The largest publishers have already joined the initiative group .

In recent years, the HDR format is gaining in popularity, but the end-user experience in this case can vary greatly. This applies to many TV models that display an 8-bit picture under the guise of a 10-bit or have an insufficient supply of brightness, as well as the games themselves. For example, if Sony exclusives can be considered a benchmark HDR-standard, in Nier: Automata support this technology in general was“fake.”

To make the HDR experience more predictable, TV manufacturers and game developers have formed the HDR Gaming Interest Group (HGIG). This is an open organization whose members promise to follow certain quality standards and participate in discussions on HDR gaming. HGIG has already held its first meeting in Vancouver, where its basic principles have been formed.

The initiative should have an effect, as almost all major publishers and platforms except Nintendo became interested in it. The group includes Activision, CAPCOM, Electronic Arts, Epic Games, Microsoft, Sony Interactive Entertainment, Square Enix, Ubisoft, Unity, Vicarious Visions and WB Games. In addition, manufacturers of TVs and monitors, including ASUS, HP, Philips, LG, Panasonic, Samsung, Sony, Toshiba and VIZIO, supported the initiative.

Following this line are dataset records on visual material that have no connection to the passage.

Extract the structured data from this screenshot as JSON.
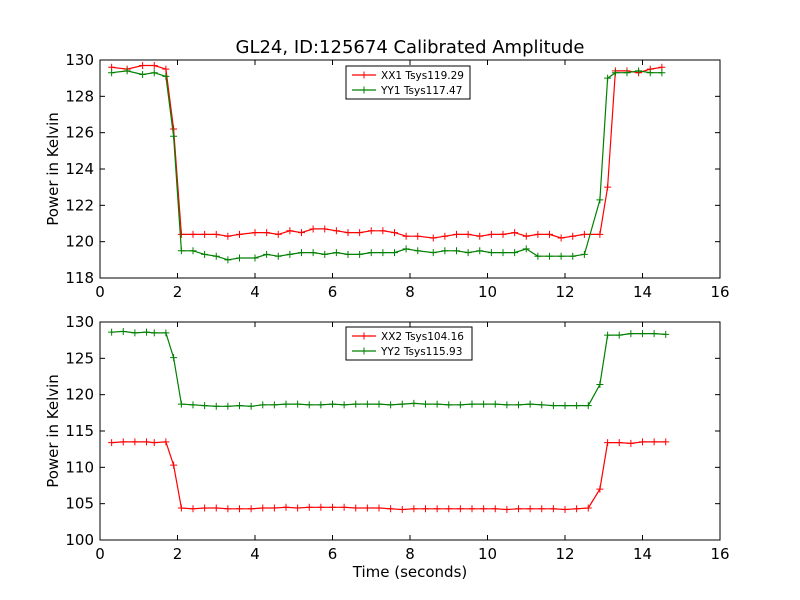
{
  "figure_title": "GL24, ID:125674 Calibrated Amplitude",
  "chart_data": [
    {
      "type": "line",
      "title": "GL24, ID:125674 Calibrated Amplitude",
      "xlabel": "",
      "ylabel": "Power in Kelvin",
      "xlim": [
        0,
        16
      ],
      "ylim": [
        118,
        130
      ],
      "xticks": [
        0,
        2,
        4,
        6,
        8,
        10,
        12,
        14,
        16
      ],
      "yticks": [
        118,
        120,
        122,
        124,
        126,
        128,
        130
      ],
      "grid": false,
      "legend_position": "top-center",
      "x": [
        0.3,
        0.7,
        1.1,
        1.4,
        1.7,
        1.9,
        2.1,
        2.4,
        2.7,
        3.0,
        3.3,
        3.6,
        4.0,
        4.3,
        4.6,
        4.9,
        5.2,
        5.5,
        5.8,
        6.1,
        6.4,
        6.7,
        7.0,
        7.3,
        7.6,
        7.9,
        8.2,
        8.6,
        8.9,
        9.2,
        9.5,
        9.8,
        10.1,
        10.4,
        10.7,
        11.0,
        11.3,
        11.6,
        11.9,
        12.2,
        12.5,
        12.9,
        13.1,
        13.3,
        13.6,
        13.9,
        14.2,
        14.5
      ],
      "series": [
        {
          "name": "XX1 Tsys119.29",
          "color": "#ff0000",
          "values": [
            129.6,
            129.5,
            129.7,
            129.7,
            129.5,
            126.2,
            120.4,
            120.4,
            120.4,
            120.4,
            120.3,
            120.4,
            120.5,
            120.5,
            120.4,
            120.6,
            120.5,
            120.7,
            120.7,
            120.6,
            120.5,
            120.5,
            120.6,
            120.6,
            120.5,
            120.3,
            120.3,
            120.2,
            120.3,
            120.4,
            120.4,
            120.3,
            120.4,
            120.4,
            120.5,
            120.3,
            120.4,
            120.4,
            120.2,
            120.3,
            120.4,
            120.4,
            123.0,
            129.4,
            129.4,
            129.3,
            129.5,
            129.6
          ]
        },
        {
          "name": "YY1 Tsys117.47",
          "color": "#008000",
          "values": [
            129.3,
            129.4,
            129.2,
            129.3,
            129.1,
            125.8,
            119.5,
            119.5,
            119.3,
            119.2,
            119.0,
            119.1,
            119.1,
            119.3,
            119.2,
            119.3,
            119.4,
            119.4,
            119.3,
            119.4,
            119.3,
            119.3,
            119.4,
            119.4,
            119.4,
            119.6,
            119.5,
            119.4,
            119.5,
            119.5,
            119.4,
            119.5,
            119.4,
            119.4,
            119.4,
            119.6,
            119.2,
            119.2,
            119.2,
            119.2,
            119.3,
            122.3,
            129.0,
            129.3,
            129.3,
            129.4,
            129.3,
            129.3
          ]
        }
      ]
    },
    {
      "type": "line",
      "title": "",
      "xlabel": "Time (seconds)",
      "ylabel": "Power in Kelvin",
      "xlim": [
        0,
        16
      ],
      "ylim": [
        100,
        130
      ],
      "xticks": [
        0,
        2,
        4,
        6,
        8,
        10,
        12,
        14,
        16
      ],
      "yticks": [
        100,
        105,
        110,
        115,
        120,
        125,
        130
      ],
      "grid": false,
      "legend_position": "top-center",
      "x": [
        0.3,
        0.6,
        0.9,
        1.2,
        1.4,
        1.7,
        1.9,
        2.1,
        2.4,
        2.7,
        3.0,
        3.3,
        3.6,
        3.9,
        4.2,
        4.5,
        4.8,
        5.1,
        5.4,
        5.7,
        6.0,
        6.3,
        6.6,
        6.9,
        7.2,
        7.5,
        7.8,
        8.1,
        8.4,
        8.7,
        9.0,
        9.3,
        9.6,
        9.9,
        10.2,
        10.5,
        10.8,
        11.1,
        11.4,
        11.7,
        12.0,
        12.3,
        12.6,
        12.9,
        13.1,
        13.4,
        13.7,
        14.0,
        14.3,
        14.6
      ],
      "series": [
        {
          "name": "XX2 Tsys104.16",
          "color": "#ff0000",
          "values": [
            113.4,
            113.5,
            113.5,
            113.5,
            113.4,
            113.5,
            110.3,
            104.4,
            104.3,
            104.4,
            104.4,
            104.3,
            104.3,
            104.3,
            104.4,
            104.4,
            104.5,
            104.4,
            104.5,
            104.5,
            104.5,
            104.5,
            104.4,
            104.4,
            104.4,
            104.3,
            104.2,
            104.3,
            104.3,
            104.3,
            104.3,
            104.3,
            104.3,
            104.3,
            104.3,
            104.2,
            104.3,
            104.3,
            104.3,
            104.3,
            104.2,
            104.3,
            104.4,
            107.0,
            113.4,
            113.4,
            113.3,
            113.5,
            113.5,
            113.5
          ]
        },
        {
          "name": "YY2 Tsys115.93",
          "color": "#008000",
          "values": [
            128.6,
            128.7,
            128.5,
            128.6,
            128.5,
            128.5,
            125.1,
            118.7,
            118.6,
            118.5,
            118.4,
            118.4,
            118.5,
            118.4,
            118.6,
            118.6,
            118.7,
            118.7,
            118.6,
            118.6,
            118.7,
            118.6,
            118.7,
            118.7,
            118.7,
            118.6,
            118.7,
            118.8,
            118.7,
            118.7,
            118.6,
            118.6,
            118.7,
            118.7,
            118.7,
            118.6,
            118.6,
            118.7,
            118.6,
            118.5,
            118.5,
            118.5,
            118.5,
            121.4,
            128.2,
            128.2,
            128.4,
            128.4,
            128.4,
            128.3
          ]
        }
      ]
    }
  ]
}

As a result of the meeting, a document was formed that describes the measures that manufacturers of displays and consoles, as well as game developers, should take to unify HDR.

HDR GIG participants note that in the current state of HDR, some players can gain a competitive advantage only because their HDR display has outstanding features.

HGIG members are committed to addressing such situations. To do this, a feature called Primary HDR range will be introduced – the base area of ​​the display brightness. Game developers are committed to displaying critical gameplay objects within this zone so that all users are on an equal footing.


In turn, the owners of the consoles are obligated to introduce the HDR system setting, which is not available on the PlayStation 4 and Xbox One, as well as provide developers with the appropriate tools for working within the Primary HDR range.

At the same time, HGIG members also promise that HDR support in their games and consoles will be made “to grow.” A user who buys a new HDR display should still receive the highest quality HDR picture in old games.

As a result of the interaction between the three service providers, the Primary HDR range parameter will become universal. The console will automatically determine the brightness margin of the TV and build on this information during calibration, as well as transmit the necessary data to the game itself.

In the near future, these measures can significantly change the state of HDR gaming. At the moment, in many games there is not even a full HDR calibration – developers bypass the standard brightness settings, although on different displays the picture can be very different.

The most advanced HDR settings are in GT Sport, which HGIG members use as an example.